Every team at a World Cup arrives at their opening game with the same record: nothing played, nothing won, nothing lost. That clean slate is the whole point of a group-stage opener, and when Austria face Jordan at Levi's Stadium in the San Francisco Bay Area on Wednesday 17 June at 05:00 UK time, both nations will be acutely aware of what hangs on the next ninety minutes.

Group J is one of the tournament's more intriguing collections. Argentina, the reigning world champions, sit at the summit on paper before a ball has been kicked, with Algeria completing what looks, on the surface, like a demanding group for the two sides meeting first. Austria and Jordan both know that a win here does not merely deliver three points; it shifts the psychological weight of the group immediately, putting the victors in a position to target second place while leaving the defeated side facing the prospect of elimination from their remaining two matches.

Austria arrive as the higher-ranked European outfit, a side that has become increasingly comfortable on the continental stage. For Jordan, reaching this World Cup at all represents the high point of their footballing development as a nation, and facing European opposition in California rather than in their own region will test their adaptability.

Both squads report no fresh absences ahead of kick-off, which at least means neither manager will be forced into unplanned reshuffles on the biggest stage either nation has shared together. A full complement of players available also means there are no convenient excuses on either bench should things go wrong.

There is no head-to-head history between these two countries to lean on for guidance, so the occasion itself becomes the reference point. Austria will carry the expectations of a European footballing tradition; Jordan will carry the pride of a region still establishing itself at the game's highest level.
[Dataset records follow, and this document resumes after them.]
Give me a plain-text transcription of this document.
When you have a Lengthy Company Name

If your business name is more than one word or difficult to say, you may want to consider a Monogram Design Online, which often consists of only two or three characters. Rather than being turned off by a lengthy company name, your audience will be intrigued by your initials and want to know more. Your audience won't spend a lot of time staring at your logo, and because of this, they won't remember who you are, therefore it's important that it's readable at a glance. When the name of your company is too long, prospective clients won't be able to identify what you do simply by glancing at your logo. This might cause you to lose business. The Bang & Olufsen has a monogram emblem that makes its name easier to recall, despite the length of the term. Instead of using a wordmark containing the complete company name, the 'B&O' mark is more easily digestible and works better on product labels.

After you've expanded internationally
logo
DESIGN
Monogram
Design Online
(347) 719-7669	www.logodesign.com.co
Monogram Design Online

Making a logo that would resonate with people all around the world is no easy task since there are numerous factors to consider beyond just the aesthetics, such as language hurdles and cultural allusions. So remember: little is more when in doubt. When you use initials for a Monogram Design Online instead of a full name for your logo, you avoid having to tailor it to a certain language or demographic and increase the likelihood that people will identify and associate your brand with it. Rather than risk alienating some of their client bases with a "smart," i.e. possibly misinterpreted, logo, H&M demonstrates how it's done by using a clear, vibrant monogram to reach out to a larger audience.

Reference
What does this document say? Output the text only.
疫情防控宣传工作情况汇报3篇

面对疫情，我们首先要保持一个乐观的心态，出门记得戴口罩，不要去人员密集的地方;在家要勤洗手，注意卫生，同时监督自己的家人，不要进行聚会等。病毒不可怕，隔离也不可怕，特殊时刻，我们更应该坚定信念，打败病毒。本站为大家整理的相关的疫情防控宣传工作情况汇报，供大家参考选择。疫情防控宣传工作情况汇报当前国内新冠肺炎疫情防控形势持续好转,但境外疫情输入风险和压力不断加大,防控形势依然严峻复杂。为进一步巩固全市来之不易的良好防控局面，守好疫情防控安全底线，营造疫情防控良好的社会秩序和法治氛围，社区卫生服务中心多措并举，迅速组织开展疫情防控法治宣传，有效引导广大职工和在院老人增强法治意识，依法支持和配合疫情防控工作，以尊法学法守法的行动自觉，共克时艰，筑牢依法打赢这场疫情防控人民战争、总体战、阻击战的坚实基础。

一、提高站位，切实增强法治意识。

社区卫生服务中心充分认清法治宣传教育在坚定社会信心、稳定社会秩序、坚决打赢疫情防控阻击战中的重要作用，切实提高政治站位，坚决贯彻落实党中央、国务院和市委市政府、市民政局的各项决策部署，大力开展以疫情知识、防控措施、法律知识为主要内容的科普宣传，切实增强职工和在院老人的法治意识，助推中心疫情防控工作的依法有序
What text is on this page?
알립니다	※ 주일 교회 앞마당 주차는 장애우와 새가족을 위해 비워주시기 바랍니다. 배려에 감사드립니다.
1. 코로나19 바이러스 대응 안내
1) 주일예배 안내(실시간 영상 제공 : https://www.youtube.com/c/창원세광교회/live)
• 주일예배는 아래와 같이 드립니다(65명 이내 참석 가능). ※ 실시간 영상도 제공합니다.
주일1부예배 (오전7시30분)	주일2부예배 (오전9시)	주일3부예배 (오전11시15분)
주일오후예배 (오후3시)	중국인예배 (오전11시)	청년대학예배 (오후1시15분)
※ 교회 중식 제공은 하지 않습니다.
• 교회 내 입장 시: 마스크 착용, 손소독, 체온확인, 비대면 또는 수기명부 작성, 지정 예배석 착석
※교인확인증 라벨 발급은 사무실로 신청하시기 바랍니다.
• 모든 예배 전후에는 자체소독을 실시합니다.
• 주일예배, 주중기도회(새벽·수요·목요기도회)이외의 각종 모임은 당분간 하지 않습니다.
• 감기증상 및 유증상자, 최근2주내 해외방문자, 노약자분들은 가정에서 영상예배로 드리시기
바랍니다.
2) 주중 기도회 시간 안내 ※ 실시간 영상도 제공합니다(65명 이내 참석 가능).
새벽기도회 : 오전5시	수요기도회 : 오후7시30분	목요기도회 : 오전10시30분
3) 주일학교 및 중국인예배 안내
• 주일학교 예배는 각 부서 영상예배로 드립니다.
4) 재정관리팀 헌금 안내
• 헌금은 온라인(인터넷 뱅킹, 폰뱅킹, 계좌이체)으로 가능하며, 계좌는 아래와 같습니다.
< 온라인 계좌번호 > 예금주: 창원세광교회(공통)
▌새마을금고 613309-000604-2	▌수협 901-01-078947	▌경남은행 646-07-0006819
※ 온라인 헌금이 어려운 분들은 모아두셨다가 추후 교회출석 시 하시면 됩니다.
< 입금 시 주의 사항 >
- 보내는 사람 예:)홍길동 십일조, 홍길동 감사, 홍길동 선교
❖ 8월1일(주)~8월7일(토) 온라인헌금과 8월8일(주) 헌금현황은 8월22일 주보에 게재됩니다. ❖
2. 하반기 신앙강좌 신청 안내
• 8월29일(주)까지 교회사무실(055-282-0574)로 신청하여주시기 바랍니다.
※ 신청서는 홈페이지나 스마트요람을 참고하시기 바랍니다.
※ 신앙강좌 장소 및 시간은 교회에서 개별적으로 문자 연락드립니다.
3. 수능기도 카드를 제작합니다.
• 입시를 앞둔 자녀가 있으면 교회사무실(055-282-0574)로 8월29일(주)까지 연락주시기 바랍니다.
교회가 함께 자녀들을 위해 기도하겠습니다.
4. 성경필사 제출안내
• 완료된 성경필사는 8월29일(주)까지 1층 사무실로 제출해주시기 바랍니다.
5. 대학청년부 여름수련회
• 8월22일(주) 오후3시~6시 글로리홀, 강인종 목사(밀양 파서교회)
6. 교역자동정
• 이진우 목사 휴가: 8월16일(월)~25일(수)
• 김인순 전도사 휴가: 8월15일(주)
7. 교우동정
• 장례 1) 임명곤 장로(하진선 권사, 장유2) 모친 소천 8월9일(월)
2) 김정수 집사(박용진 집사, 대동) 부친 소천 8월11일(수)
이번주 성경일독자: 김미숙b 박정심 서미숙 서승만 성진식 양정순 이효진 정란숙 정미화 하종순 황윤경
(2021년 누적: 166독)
The data, for what it is worth, leans nowhere in particular. The prediction models split the three outcomes at 33 per cent apiece, which is the analytical equivalent of a shrug. What that tells you is that nobody truly knows how this one unfolds, and in a first competitive meeting between two nations with contrasting football cultures, that is probably the most honest assessment available. The pitch at Levi's Stadium will have to do the talking.